ワニ狩り連絡帳2

前世のワニ狩りの楽しい思い出。ネコのニェネントとの暮らし。

『いぬ』(1963) ジャン=ピエール・メルヴィル:脚本・監督

 原題は「Le Doulos」で、これは「帽子」を意味するスラングだというが、つまりそれは裏社会で「密告屋」をも意味しているという。日本語の「いぬ」はスパイだったり「回し者」だったりの意味があるので、ちょびっと「密告屋」とはニュアンスに違いがあるだろう。

 この作品に登場するのはほとんどが「悪人(ギャング仲間)」とその「愛人」、そして捜査する警察関係の人物で、その中で重要なのがジャン=ポール・ベルモンド演じるシリアンと、セルジュ・レジアニ演じるモーリスとである。
 ストーリーはかなりややっこしくって、過去の事件も絡んで来るわけで、この映画としては冒頭に、出所したてのモーリスが、先に宝石店強奪をやったばかりのジルベールのところへ行き、そのジルベールを射殺することから始まる。以後、「ジルベールを殺したのは誰か?」ということが、ギャング仲間のあいだで問題となる。モーリスはもちろん、シリアンがやったのではないことはわかっているが、他の件で警察に待ち伏せされ、仲間は警察に撃たれ、モーリス自身も重傷を負う。気を失っていたモーリスが意識を戻すと、誰かの手で知り合いの医師の治療を受けていたのだった。誰がモーリスを助けたのかわからないが、今回警察に待ち伏せされたのは、シリアンの密告によるものだろうと思い込む。一方、警察の方でも密告を受けた警部はモーリスに撃ち殺されてしまい、「誰から密告があったのか」はわからないのである。
 モーリスの愛人も何者かに殺され、それがシリアンの犯行だと確信したモーリスは、仲間にシリアンを消しに行かせる。しかしその直後に、犯行はシリアンによるものではなく、シリアンは自分を救おうとしていたことを知る。
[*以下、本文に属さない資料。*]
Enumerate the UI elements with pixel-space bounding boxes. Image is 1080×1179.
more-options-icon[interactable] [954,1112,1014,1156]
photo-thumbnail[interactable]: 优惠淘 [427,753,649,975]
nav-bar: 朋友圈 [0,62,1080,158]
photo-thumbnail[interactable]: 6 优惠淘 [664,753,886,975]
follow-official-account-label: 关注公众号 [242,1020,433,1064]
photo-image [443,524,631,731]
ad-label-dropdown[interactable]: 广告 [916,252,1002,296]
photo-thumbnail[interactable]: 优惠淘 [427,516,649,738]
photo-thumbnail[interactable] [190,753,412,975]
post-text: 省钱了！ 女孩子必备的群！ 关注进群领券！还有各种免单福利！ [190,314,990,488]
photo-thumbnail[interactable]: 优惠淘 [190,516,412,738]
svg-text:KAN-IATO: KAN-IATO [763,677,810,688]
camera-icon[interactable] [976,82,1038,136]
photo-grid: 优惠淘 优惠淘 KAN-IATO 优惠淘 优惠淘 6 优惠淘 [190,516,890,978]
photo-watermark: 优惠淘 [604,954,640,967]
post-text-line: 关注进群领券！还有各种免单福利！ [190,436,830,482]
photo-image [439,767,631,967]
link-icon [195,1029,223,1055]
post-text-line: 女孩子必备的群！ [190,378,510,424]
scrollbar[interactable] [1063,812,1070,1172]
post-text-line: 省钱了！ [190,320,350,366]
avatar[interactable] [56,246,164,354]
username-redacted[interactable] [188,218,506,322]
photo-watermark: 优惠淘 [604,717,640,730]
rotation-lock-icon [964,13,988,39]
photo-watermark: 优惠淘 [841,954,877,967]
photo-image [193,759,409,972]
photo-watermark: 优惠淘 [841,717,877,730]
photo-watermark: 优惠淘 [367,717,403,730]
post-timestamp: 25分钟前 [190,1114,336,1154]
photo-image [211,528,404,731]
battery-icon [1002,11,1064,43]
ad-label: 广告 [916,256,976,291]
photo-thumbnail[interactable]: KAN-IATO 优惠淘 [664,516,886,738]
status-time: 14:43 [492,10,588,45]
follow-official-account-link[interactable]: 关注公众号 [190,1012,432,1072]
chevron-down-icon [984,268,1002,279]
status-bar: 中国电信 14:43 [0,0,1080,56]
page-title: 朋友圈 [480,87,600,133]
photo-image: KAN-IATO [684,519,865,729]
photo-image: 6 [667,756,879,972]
シリアンが殺させるのを防ぐため、モーリスも出発するのである。

 けっこう登場人物も多く、関係も錯綜しているので観ていてわかりにくい。ちょっと見落としていると、次の登場人物の行動の意味がわからなくなってしまう。わたしもけっこうストーリーを追うのも怪しくなってしまい、ほんとうならもう一度、さいしょっから観直すべきだとは思った。今回は時間がないのでここまで。時間があればまた、ゆっくりと観直したい映画ではある。しかしこういう「誰が味方で誰が敵か?」などというようなスタイルの作品というと、もっと時代が下って、クエンティン・タランティーノの作品とかを思い出したりもする。
 映画の冒頭は、タイトルの「Le Doulos」のことを説明して始まるのだけれども、ラストはその「帽子」が、床に転がっているショットで終わるのだった。

 モーリスを演じたセルジュ・レジアニという役者はメルヴィルのお気に入りだったらしく、先日観た『影の軍隊』でも最初の方に、レジスタンスに協力する床屋の役でちょこっと登場する。別のところで読んだのでは、メルヴィル監督はベルモンドにもセルジュ・レジアニのことをほめてばかりいるもので、ベルモンドはいささか面白くなかったらしい。
 わたしはこのセルジュ・レジアニという役者のことは、あの『冒険者たち』で悪漢連中に拷問され、三人組の行方をバラしてしまう役どころだったことで、なぜかその名まえも記憶していた。